Dice Paul Quenon, ocso, monaco dell’abbazia di Gethsemani in Kentucky:
La natura stessa mi insegna il distacco in virtù della sua caducità. Il mutamento è intrinseco alle cose, e io posso semplicemente fermarmi e accogliere il mutamento come una lezione di vita. Non si può sviluppare un grande attaccamento là dove nulla dura a lungo: anche l’incanto delle mattine più luminose svanisce, persino l’intatto paradiso della primavera in Kentucky mi lascia insoddisfatto. Il cuore sa che non è abbastanza, e ambisce a qualcosa di più. Chiamarla «desolazione» sarebbe eccessivo.
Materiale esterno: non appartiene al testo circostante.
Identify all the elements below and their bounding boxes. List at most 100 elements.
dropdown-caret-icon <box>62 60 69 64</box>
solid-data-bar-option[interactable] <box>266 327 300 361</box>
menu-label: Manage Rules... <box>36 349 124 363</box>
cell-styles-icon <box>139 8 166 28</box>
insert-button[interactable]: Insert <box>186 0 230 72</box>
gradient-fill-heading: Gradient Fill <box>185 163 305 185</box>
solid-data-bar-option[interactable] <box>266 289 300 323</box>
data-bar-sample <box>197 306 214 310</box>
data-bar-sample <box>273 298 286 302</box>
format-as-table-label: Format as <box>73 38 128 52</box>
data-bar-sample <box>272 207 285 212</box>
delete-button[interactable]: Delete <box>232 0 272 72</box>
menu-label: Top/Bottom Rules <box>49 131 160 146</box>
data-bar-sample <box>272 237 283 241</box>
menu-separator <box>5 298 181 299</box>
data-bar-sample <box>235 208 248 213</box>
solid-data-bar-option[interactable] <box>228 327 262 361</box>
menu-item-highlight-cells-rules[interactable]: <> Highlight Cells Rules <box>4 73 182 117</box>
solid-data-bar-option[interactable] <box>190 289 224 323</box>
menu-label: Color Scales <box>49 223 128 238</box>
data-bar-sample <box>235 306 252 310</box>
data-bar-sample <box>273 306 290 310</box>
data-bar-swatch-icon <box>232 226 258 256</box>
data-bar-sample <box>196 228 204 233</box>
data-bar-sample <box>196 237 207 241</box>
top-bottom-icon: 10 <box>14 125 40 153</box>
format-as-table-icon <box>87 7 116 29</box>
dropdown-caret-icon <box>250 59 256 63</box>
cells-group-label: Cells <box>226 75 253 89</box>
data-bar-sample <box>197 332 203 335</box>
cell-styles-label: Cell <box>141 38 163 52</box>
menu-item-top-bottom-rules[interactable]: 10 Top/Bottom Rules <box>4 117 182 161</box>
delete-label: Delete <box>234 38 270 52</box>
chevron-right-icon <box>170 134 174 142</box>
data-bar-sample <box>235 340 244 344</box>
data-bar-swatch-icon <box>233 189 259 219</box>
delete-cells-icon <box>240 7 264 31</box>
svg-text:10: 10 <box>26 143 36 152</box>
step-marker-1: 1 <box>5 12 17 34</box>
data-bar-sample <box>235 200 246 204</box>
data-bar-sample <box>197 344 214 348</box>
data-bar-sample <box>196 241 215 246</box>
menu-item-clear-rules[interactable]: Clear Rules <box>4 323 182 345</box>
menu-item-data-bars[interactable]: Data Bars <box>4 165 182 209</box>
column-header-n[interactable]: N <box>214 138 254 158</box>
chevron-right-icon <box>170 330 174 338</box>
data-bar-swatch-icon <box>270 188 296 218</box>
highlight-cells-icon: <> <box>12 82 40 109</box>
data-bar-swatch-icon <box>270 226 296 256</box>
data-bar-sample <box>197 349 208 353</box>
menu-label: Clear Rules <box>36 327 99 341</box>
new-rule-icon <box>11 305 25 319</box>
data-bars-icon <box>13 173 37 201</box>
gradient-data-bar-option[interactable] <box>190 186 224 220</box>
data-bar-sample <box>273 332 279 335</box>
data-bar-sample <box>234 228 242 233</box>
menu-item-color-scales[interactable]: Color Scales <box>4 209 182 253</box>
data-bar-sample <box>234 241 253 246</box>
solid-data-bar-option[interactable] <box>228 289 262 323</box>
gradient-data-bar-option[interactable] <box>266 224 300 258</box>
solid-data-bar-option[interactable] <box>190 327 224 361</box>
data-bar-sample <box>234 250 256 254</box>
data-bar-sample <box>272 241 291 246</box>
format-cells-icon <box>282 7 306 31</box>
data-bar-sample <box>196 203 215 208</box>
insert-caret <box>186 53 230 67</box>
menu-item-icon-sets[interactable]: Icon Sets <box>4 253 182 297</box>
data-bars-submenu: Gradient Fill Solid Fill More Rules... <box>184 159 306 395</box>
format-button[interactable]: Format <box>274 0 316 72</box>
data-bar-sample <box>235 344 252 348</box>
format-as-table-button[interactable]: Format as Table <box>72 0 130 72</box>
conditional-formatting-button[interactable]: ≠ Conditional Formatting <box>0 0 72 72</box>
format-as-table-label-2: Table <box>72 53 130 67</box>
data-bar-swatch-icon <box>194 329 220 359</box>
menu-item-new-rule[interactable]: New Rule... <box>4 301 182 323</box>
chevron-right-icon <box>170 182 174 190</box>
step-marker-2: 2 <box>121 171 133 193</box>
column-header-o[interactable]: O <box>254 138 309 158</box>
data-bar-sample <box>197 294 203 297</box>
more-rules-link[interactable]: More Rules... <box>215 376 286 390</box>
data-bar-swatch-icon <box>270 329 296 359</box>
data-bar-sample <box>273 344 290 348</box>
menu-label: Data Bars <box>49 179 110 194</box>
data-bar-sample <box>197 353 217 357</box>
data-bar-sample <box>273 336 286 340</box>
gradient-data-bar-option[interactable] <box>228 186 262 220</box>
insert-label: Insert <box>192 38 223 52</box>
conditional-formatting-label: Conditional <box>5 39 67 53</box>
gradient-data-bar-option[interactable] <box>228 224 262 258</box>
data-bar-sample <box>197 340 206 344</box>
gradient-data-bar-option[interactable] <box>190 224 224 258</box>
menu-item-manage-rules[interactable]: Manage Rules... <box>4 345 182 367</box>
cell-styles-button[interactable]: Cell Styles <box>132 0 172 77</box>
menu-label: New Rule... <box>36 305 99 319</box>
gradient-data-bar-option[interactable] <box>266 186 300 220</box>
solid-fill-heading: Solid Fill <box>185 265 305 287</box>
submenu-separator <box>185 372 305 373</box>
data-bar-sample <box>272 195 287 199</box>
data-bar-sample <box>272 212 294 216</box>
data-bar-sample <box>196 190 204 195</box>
Le stesse meraviglie del mondo pare dicano: «Non siamo abbastanza». Il meglio che posso fare è prendere le cose come sono, e come sono lasciarle. Il passare dei giorni e la routine quotidiana della comunità rinforzano questo «naturale esercizio». Essere consueti, regolari, «ordinari» è un modo di essere autentici. Alzarsi al suono della campana significa essere pronti ad abbandonare qualcosa per prepararsi a qualcos’altro, e questo cambiamento, questa alternanza è al tempo stesso una sfida e un sollievo: anche lasciare il coro e andare al lavoro è un sollievo. La giornata del monaco offre un ritmo, un continuo lasciare, prendere, lasciare di nuovo e riprendere: è un allenamento al distacco, mediante il quale posso dimenticarmi di me stesso, perché il più delle volte non ho il controllo della situazione, non devo prendere decisioni. Persino l’idea del mio progresso spirituale si smarrisce a fronte di ciò che sta accadendo qui, adesso, vicino. Possibile che sia così semplice ciò che Gesù intendeva dicendo: «Il regno dei cieli è vicino»?
♦ Paul Quenon, In Praise of the Useless Life. A Monk Memoir, foreword by Pico Iyer, Ave Maria Press 2018, pp. 50-51.